The Haswell processors in JURECA offer the possibility of Simultaneous Multithreading (SMT) in the form of the Intel Hyper-Threading (HT) Technology. With HT enabled each (physical) processor core can execute two threads or tasks (called processes in the following for simplicity) simultaneously. The operating system thus lists a total of 48 logical cores or Hardware Threads (HWT) (see cat /proc/cpuinfo). Therefore a maximum of 48 processes can be executed on each compute node without overbooking.

Each JURECA compute node consists of two CPUs, located on socket zero and one, with 24 physical cores. These cores are numbered 0 to 23 and the hardware threads are named 0 to 47 in a round-robin fashion. Fig. 1 depicts a node schematically and illustrates the naming convention.

_images/NodeScheme.png

Fig. 1 Illustration of a JURECA compute node including hardware threads.

Using HT on JURECA

The Slurm batch system on JURECA does not differentiate between physical cores and hardware threads. In the Slurm terminology each hardware thread is a CPU. For this reason each compute node reports a total of 48 CPUs in the scontrol show node output. Therefore whether or not threads share a physical core depends on the total number of tasks per node (--ntasks-per-node and --cpus-per-task) and the process pinning. Listing 1 shows a pure MPI job that requests 48 tasks per node, thus using all hardware threads. The script will start mpi-prog on 4 nodes using 48 MPI tasks per node, where two MPI tasks will be executed on each physical core.

Listing 1 Pure MPI code
#!/bin/bash -x
#SBATCH --nodes=4
#SBATCH --ntasks=192
#SBATCH --ntasks-per-node=48
#SBATCH --output=mpi-out.%j
#SBATCH --error=mpi-err.%j
#SBATCH --time=00:15:00
#SBATCH --partition=batch

srun ./mpi-prog

Listing 2 shows a hybrid MPI/OpenMP jobs that request 48 tasks per node, thus using all hardware threads. The script will start hybrid-prog on 3 nodes using 2 MPI tasks per node and 24 OpenMP threads per task.

Listing 2 Hybrid MPI/OpenMP code
#!/bin/bash -x
#SBATCH --nodes=3
#SBATCH --ntasks=6
#SBATCH --ntasks-per-node=2
#SBATCH --cpus-per-task=24
#SBATCH --output=mpi-out.%j
#SBATCH --error=mpi-err.%j
#SBATCH --time=00:20:00
#SBATCH --partition=batch

export OMP_NUM_THREADS=${SLURM_CPUS_PER_TASK}
srun ./hybrid-prog

The use of the last 24 hardware threads can be disabled with the option --hint=nomultithread to srun. This option leads to overbooking of the same logical cores as soon as more than 24 threads are executed. For most applications, this option is not beneficial and the default (--hint=multithread) should be used.

How to profit from HT

Processes which are running on the same physical core will share several of the resources available to that particular core. Therefore, applications will profit most from HT if processes running on the same core which are complementary in their usage of resources (e.g., complementary computation and memory-access phases). On other hand, processes with similar resource usage may compete for bandwidth or functional units and hamper each other. We recommend to test whether your code profits from HT or not.

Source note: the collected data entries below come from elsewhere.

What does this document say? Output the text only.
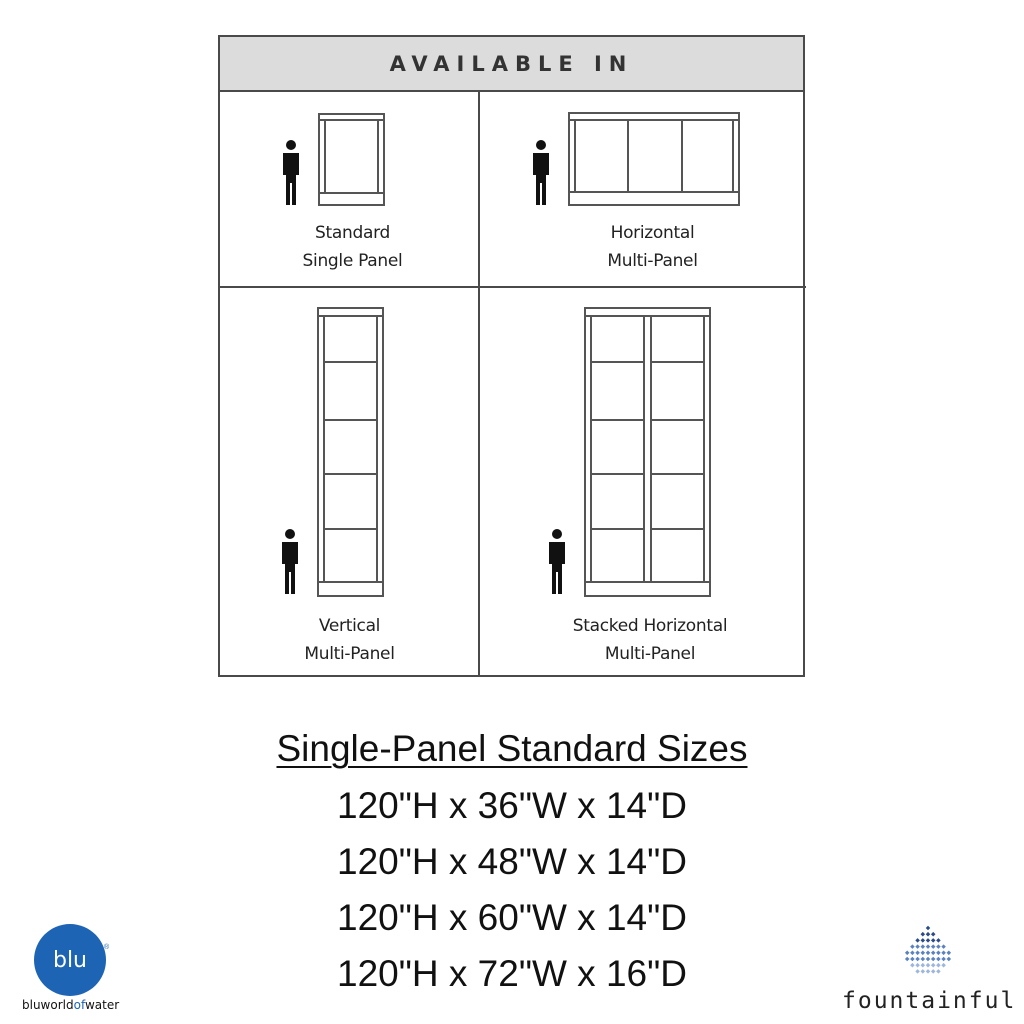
AVAILABLE IN
Standard
Single Panel
Horizontal
Multi-Panel
Vertical
Multi-Panel
Stacked Horizontal
Multi-Panel
Single-Panel Standard Sizes
120"H x 36"W x 14"D
120"H x 48"W x 14"D
120"H x 60"W x 14"D
120"H x 72"W x 16"D
blu ®
bluworldofwater	fountainful
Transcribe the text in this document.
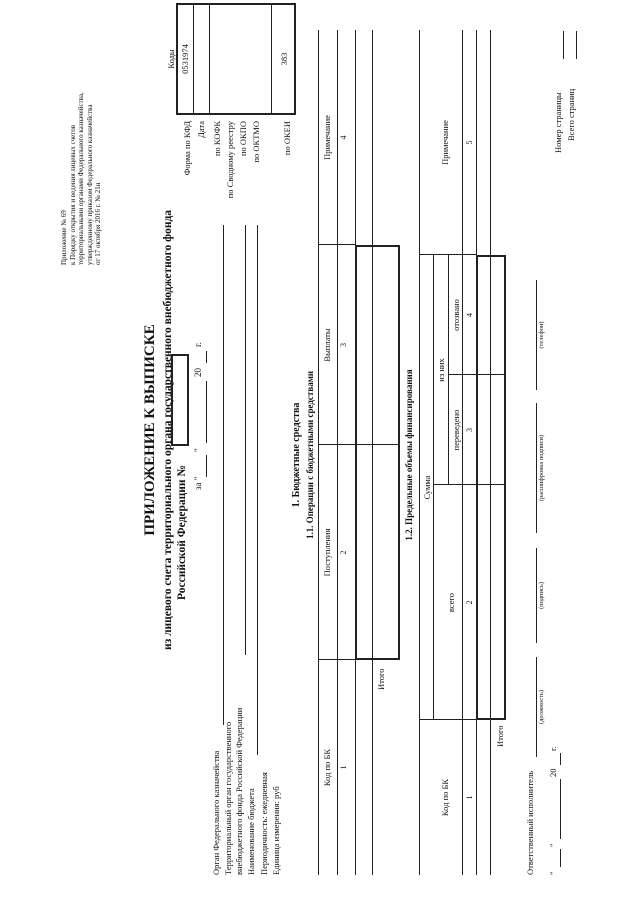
Приложение № 69 к Порядку открытия и ведения лицевых счетов территориальными органами Федерального казначейства, утвержденному приказом Федерального казначейства от 17 октября 2016 г. № 21н
ПРИЛОЖЕНИЕ К ВЫПИСКЕ из лицевого счета территориального органа государственного внебюджетного фонда Российской Федерации № за "
"
20
г.
Коды 0531974	383
Форма по КФД Дата по КОФК по Сводному реестру по ОКПО по ОКТМО по ОКЕИ
Орган Федерального казначейства Территориальный орган государственного внебюджетного фонда Российской Федерации Наименование бюджета Периодичность: ежедневная Единица измерения: руб
1. Бюджетные средства 1.1. Операции с бюджетными средствами
Код по БК
Поступления
Выплаты
Примечание
1
2
3
4
Итого
1.2. Предельные объемы финансирования
Код по БК
Сумма
всего
из них
переведено
отозвано
Примечание
1
2
3
4
5
Итого
Ответственный исполнитель
(должность)
(подпись)
(расшифровка подписи)
(телефон)
"
"
20
г.
Номер страницы Всего страниц
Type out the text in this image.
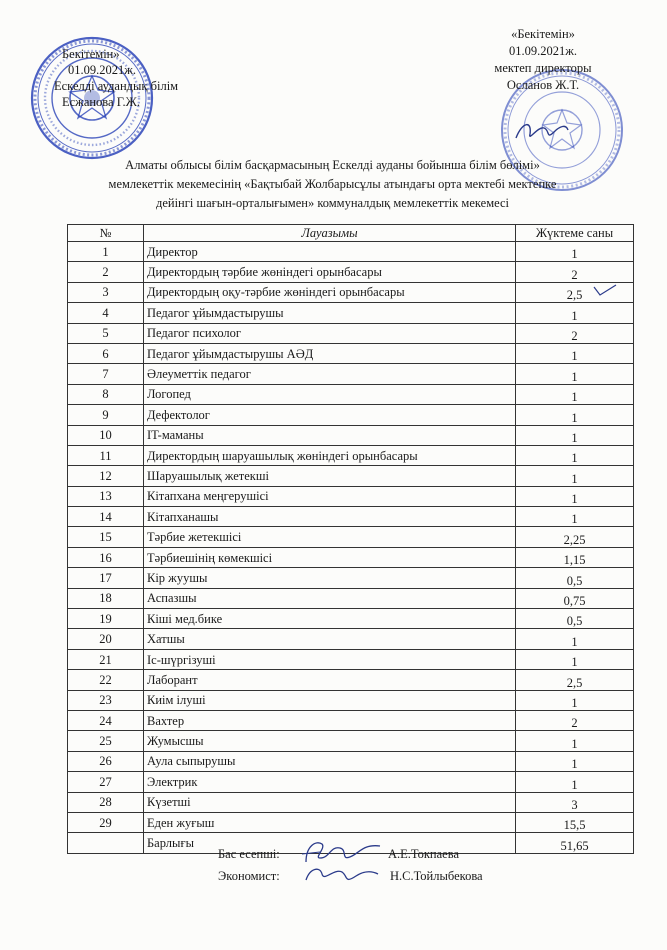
Бекітемін»
01.09.2021ж.
Ескелді аудандық білім
Есжанова Г.Ж.
«Бекітемін»
01.09.2021ж.
мектеп директоры
Осланов Ж.Т.
Алматы облысы білім басқармасының Ескелді ауданы бойынша білім бөлімі»
мемлекеттік мекемесінің «Бақтыбай Жолбарысұлы атындағы орта мектебі мектепке
дейінгі шағын-орталығымен» коммуналдық мемлекеттік мекемесі
№	Лауазымы	Жүктеме саны
1	Директор	1
2	Директордың тәрбие жөніндегі орынбасары	2
3	Директордың оқу-тәрбие жөніндегі орынбасары	2,5
4	Педагог ұйымдастырушы	1
5	Педагог психолог	2
6	Педагог ұйымдастырушы АӘД	1
7	Әлеуметтік педагог	1
8	Логопед	1
9	Дефектолог	1
10	IT-маманы	1
11	Директордың шаруашылық жөніндегі орынбасары	1
12	Шаруашылық жетекші	1
13	Кітапхана меңгерушісі	1
14	Кітапханашы	1
15	Тәрбие жетекшісі	2,25
16	Тәрбиешінің көмекшісі	1,15
17	Кір жуушы	0,5
18	Аспазшы	0,75
19	Кіші мед.бике	0,5
20	Хатшы	1
21	Іс-шүргізуші	1
22	Лаборант	2,5
23	Киім ілуші	1
24	Вахтер	2
25	Жумысшы	1
26	Аула сыпырушы	1
27	Электрик	1
28	Күзетші	3
29	Еден жуғыш	15,5
	Барлығы	51,65
Бас есепші:	А.Е.Токпаева
Экономист:	Н.С.Тойлыбекова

In order to test whether your application benefits from HT one should compare the timings of two runs on the same number of physical cores (i.e., number of nodes specified with --nodes should be the same for both jobs): One job without HT (\(t_1\)) and one job with HT (\(t_2\)). If \(t_2\) is lower than \(t_1\) your application benefits from HT. In practice, \(t_1 / t_2\) will be less than 1.5 (i.e., a runtime improvement of maximal 50% will be achieved through HT). However, applications may show a smaller benefit or even slow down when using HT.

Please note that the process binding may have a significant impact on the measured run times \(t_1\) and \(t_2\).